"Provoking casual homophobia" - the importance of 'It's a Sin'

As Channel 4's ‘It’s a Sin’ continues to make an impact, John Mercer, Professor of Gender and Sexuality at Birmingham City University’s School of Media, discusses the show, sex on screen and influencing representations, after criticism of the show's explicit sex scenes frequents UK tabloids.

Couple sharing a kiss in bed

Sex and sexual activity is a feature of many people's adult lives, so I'm always a little bit surprised that it's still the case that a sex scene in a TV show can provoke so much comment and even outrage, more than perhaps representations of gun or knife crime, physical assault and murder which are commonplace in drama but thankfully not commonplace in people's lives.

What 'influence' seeing actors performing sex scenes might have is similarly an odd, and a loaded, question. Does seeing a murder on a Tuesday afternoon in ‘Father Brown’ on BBC One influence an audience of furloughed workers and retirees to go out on killing sprees? I've yet to see the evidence that would suggest this.

Talking about sex on screen tends to emerge as a hot topic in the mainstream press and subsequently on social media because of the popularity and high profile nature of a specific programme. In 2020, BBC's ‘Normal People’ attracted a lot of attention because of the lengthy sex scenes and the visibility of Paul Mescal's penis in many of these scenes. Penises often seem to be very upsetting to people who complain about this kind of material.

This year a furore has been generated by Russell T Davies’ ‘It's a Sin’ and a sex scene in the first episode. Predictably, a British tabloid newspaper with a long reputation for fomenting offence amongst its readers, was at the heart of this with coverage that social media users were quick to notice and used terms like 'shock' to frame gay sex in a very different way to the ways it describes straight sex scenes in Netflix’s ‘Bridgerton’.

The implicit, and in fact, fairly explicit homophobia of The Sun's coverage and the weasel words they were then to use to justify their decisions should come as no surprise to anyone. It certainly won't surprise anyone who is old enough to remember the AIDS crisis in the mid-1980s and the kind of reportage that The Sun and other tabloids routinely ran to stoke anxiety and a legacy of homophobia that generations of gay men have had to contend with since then.

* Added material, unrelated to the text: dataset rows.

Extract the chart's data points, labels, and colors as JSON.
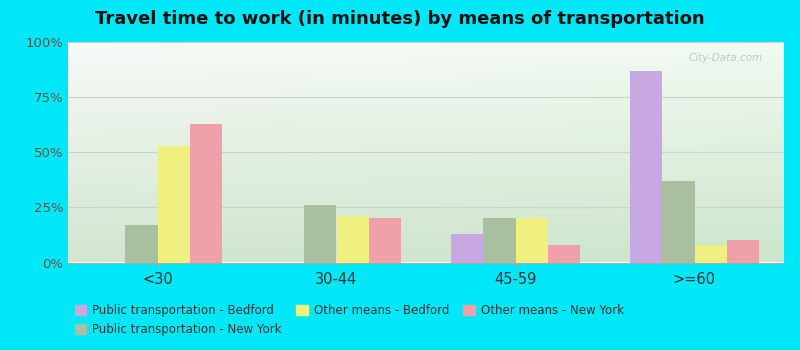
{
  "title": "Travel time to work (in minutes) by means of transportation",
  "categories": [
    "<30",
    "30-44",
    "45-59",
    ">=60"
  ],
  "series": {
    "Public transportation - Bedford": [
      0,
      0,
      13,
      87
    ],
    "Public transportation - New York": [
      17,
      26,
      20,
      37
    ],
    "Other means - Bedford": [
      53,
      21,
      20,
      8
    ],
    "Other means - New York": [
      63,
      20,
      8,
      10
    ]
  },
  "colors": {
    "Public transportation - Bedford": "#c8a8e0",
    "Public transportation - New York": "#a8c0a0",
    "Other means - Bedford": "#f0f080",
    "Other means - New York": "#f0a0a8"
  },
  "legend_order": [
    "Public transportation - Bedford",
    "Public transportation - New York",
    "Other means - Bedford",
    "Other means - New York"
  ],
  "yticks": [
    0,
    25,
    50,
    75,
    100
  ],
  "ytick_labels": [
    "0%",
    "25%",
    "50%",
    "75%",
    "100%"
  ],
  "outer_bg": "#00e8f8",
  "watermark": "City-Data.com",
  "bar_width": 0.18,
  "title_fontsize": 13
}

The fact that a sex scene in ‘It's a Sin’ can still provoke so much comment and in 2021 still elicit casual homophobia passed off as legitimate comment provides the strongest case for the importance of this programme being commissioned and broadcast. We can easily imagine that we live in a much more tolerant society than we did in the 1980s, but The Sun article and the reaction to it tends to demonstrate that we don't need to scratch far below the surface to find attitudes that have no place in the here and now.

This is not a trivial matter about a sex scene in a Channel 4 show that was expressly designed to provoke comment - and I support Davies for his decision which is a political as well as an artistic one. We are currently again in lockdown and living under conditions in which a government has passed legislation that is unprecedented in making sexual activity between adults that are not cohabiting effectively illegal. These are political decisions that affect everyone but disproportionately affect people, gay males or otherwise, who do not choose to organise their intimate lives around monogamous cohabitation.

Sex is political and sexual representation is also therefore political and seeing adults desiring each other and perhaps having desires that we do not share is one of the ways in which we can understand other people's lives and experiences. This is an influence that seeing sex on screen could perhaps have and one that I am very much in favour of.